I don’t think I’m going to be able to walk into a nursing home for a while.
It’s just too painful for me and evokes too many memories. I don’t like to think of memories because then I’ll get sad and the waterworks will start. I’m afraid that once I start crying, I won’t be able to stop.
My grandmother passed away on March 10th.
My first thought was I feel bad for dad because he just lost his mom. On the day of the funeral, I watched him sit there with a stone cold look on his face while he stared at my grandmother’s body. I knew he was weeping on the inside, but he just didn’t want to display his emotions.

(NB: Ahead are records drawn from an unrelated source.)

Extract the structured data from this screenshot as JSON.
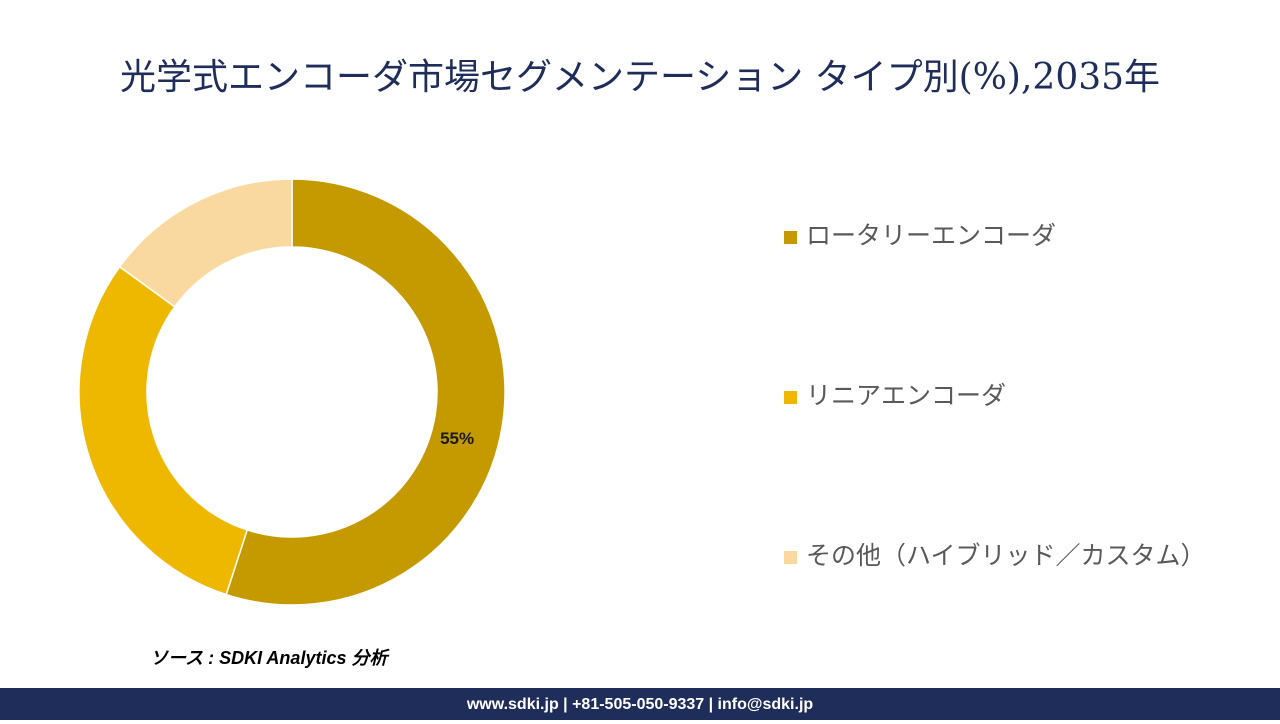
{
  "chart_data": {
    "type": "donut",
    "title": "光学式エンコーダ市場セグメンテーション タイプ別(%),2035年",
    "categories": [
      "ロータリーエンコーダ",
      "リニアエンコーダ",
      "その他（ハイブリッド／カスタム）"
    ],
    "values": [
      55,
      30,
      15
    ],
    "value_labels": [
      "55%",
      null,
      null
    ],
    "colors": [
      "#c49a00",
      "#efb800",
      "#fad9a0"
    ]
  },
  "source": "ソース : SDKI Analytics 分析",
  "footer": "www.sdki.jp | +81-505-050-9337 | info@sdki.jp"
}
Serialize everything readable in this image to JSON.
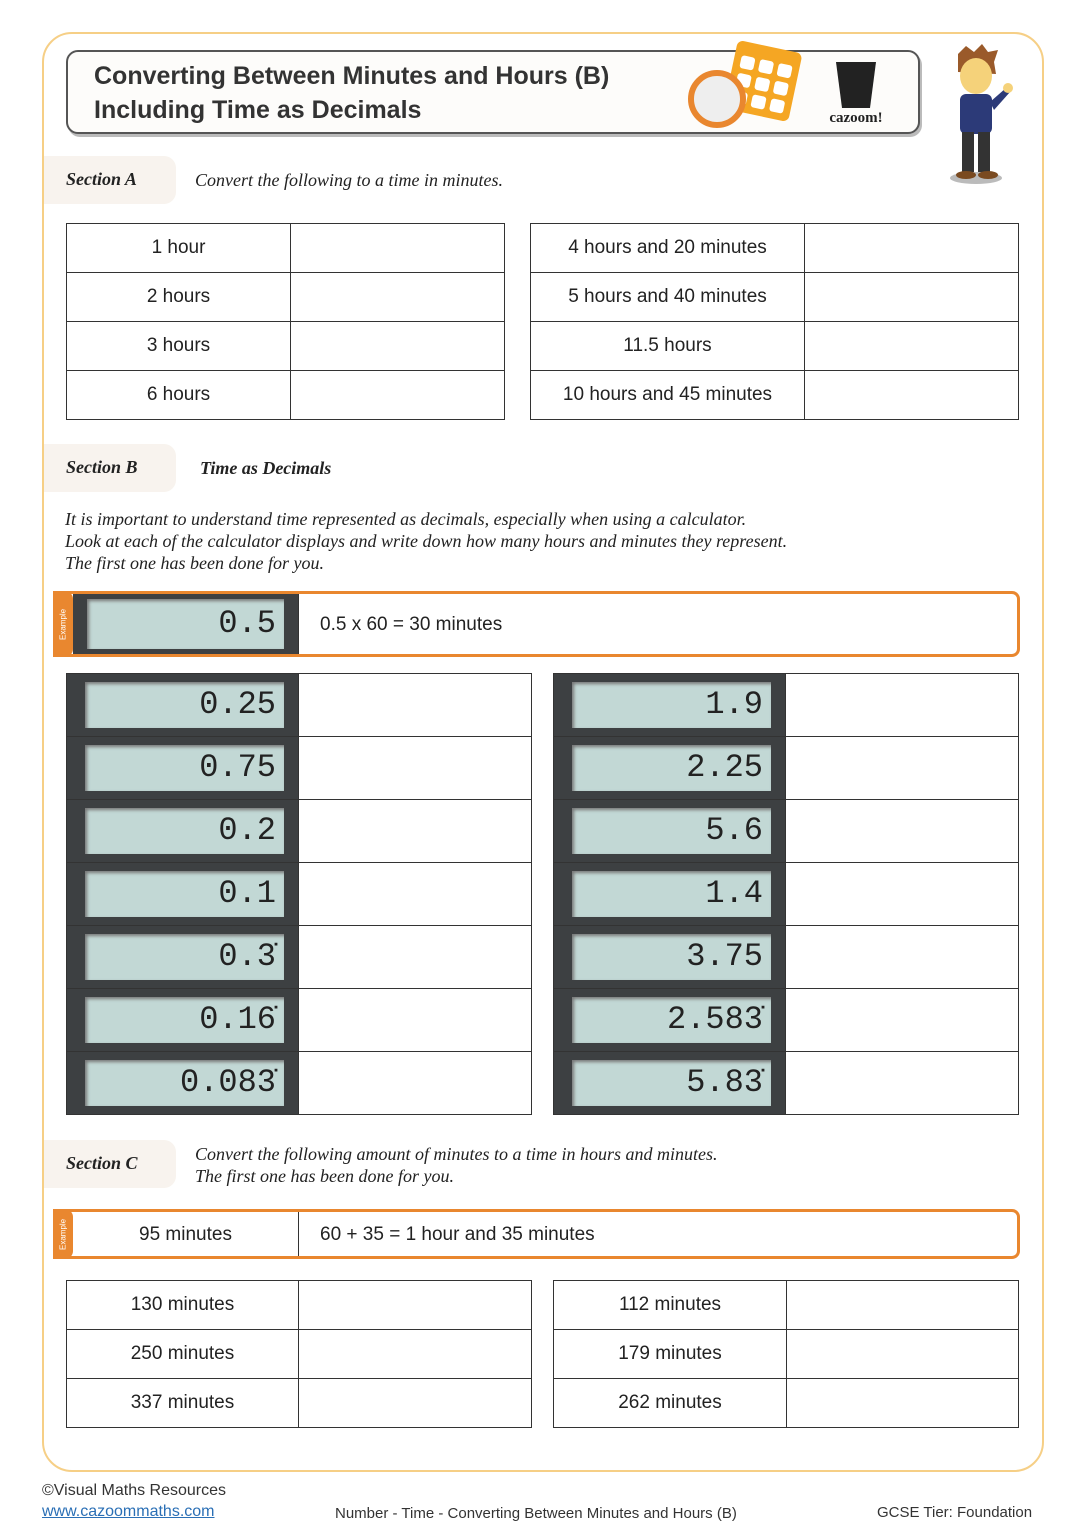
{
  "header": {
    "title_line1": "Converting Between Minutes and Hours (B)",
    "title_line2": "Including Time as Decimals",
    "logo_text": "cazoom!"
  },
  "section_a": {
    "label": "Section A",
    "instruction": "Convert the following to a time in minutes.",
    "left": [
      "1 hour",
      "2 hours",
      "3 hours",
      "6 hours"
    ],
    "right": [
      "4 hours and 20 minutes",
      "5 hours and 40 minutes",
      "11.5 hours",
      "10 hours and 45 minutes"
    ]
  },
  "section_b": {
    "label": "Section B",
    "heading": "Time as Decimals",
    "intro": [
      "It is important to understand time represented as decimals, especially when using a calculator.",
      "Look at each of the calculator displays and write down how many hours and minutes they represent.",
      "The first one has been done for you."
    ],
    "example_tag": "Example",
    "example_display": "0.5",
    "example_answer": "0.5 x 60 = 30 minutes",
    "left": [
      "0.25",
      "0.75",
      "0.2",
      "0.1",
      "0.3̇",
      "0.16̇",
      "0.083̇"
    ],
    "right": [
      "1.9",
      "2.25",
      "5.6",
      "1.4",
      "3.75",
      "2.583̇",
      "5.83̇"
    ]
  },
  "section_c": {
    "label": "Section C",
    "instruction": [
      "Convert the following amount of minutes to a time in hours and minutes.",
      "The first one has been done for you."
    ],
    "example_tag": "Example",
    "example_question": "95 minutes",
    "example_answer": "60 + 35 = 1 hour and 35 minutes",
    "left": [
      "130 minutes",
      "250 minutes",
      "337 minutes"
    ],
    "right": [
      "112 minutes",
      "179 minutes",
      "262 minutes"
    ]
  },
  "footer": {
    "copyright": "©Visual Maths Resources",
    "website": "www.cazoommaths.com",
    "topic": "Number - Time - Converting Between Minutes and Hours (B)",
    "tier": "GCSE Tier: Foundation"
  },
  "colors": {
    "accent": "#e9872f",
    "frame": "#f6cf86",
    "lcd": "#c2d8d5"
  }
}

I’ve only seen my father cry once in my life and that was when my cousin Eddie passed away. I was sure this would be the second time, but he didn’t show us. He hid it until no one was looking.
After all of us said our goodbyes, the minister shut the door with my mother and father in the room. I remember watching my father’s face and feeling horrible. My mother was always there for us when my dad wasn’t, she always supported us, my dad would tell me.
I wish I was better at comforting people because I would have hugged my dad really tight and told him everything was going to be alright.
Instead, I stood there for a second before getting into the car to head to the church. I couldn’t move, though, so I just stared at the door he just closed.
Growing up, I was never really close with my grandma.
It’s not to say I wasn’t sad when she passed, but my brothers and I never saw her that often. She babysat us a few times and came to all of our parties as well as a few of my recitals, but I don’t have specific memories of her.
I know my cousins were closer to her and they might have been feeling the loss a little greater than my brothers and me.
But, in general, you can never really be prepared for a loved one to die. How can you really prepare your mind for that? It’s hard to let go of someone you love and someone who has supported you through thick and thin. But, you need to let them go, though. You need to focus on the positive – like they’re no longer suffering. That’s what I try to tell my dad time and time again, but I know there’s nothing I can say or do to make him feel better.
In the end, I know he’ll be okay and that’s all that matters.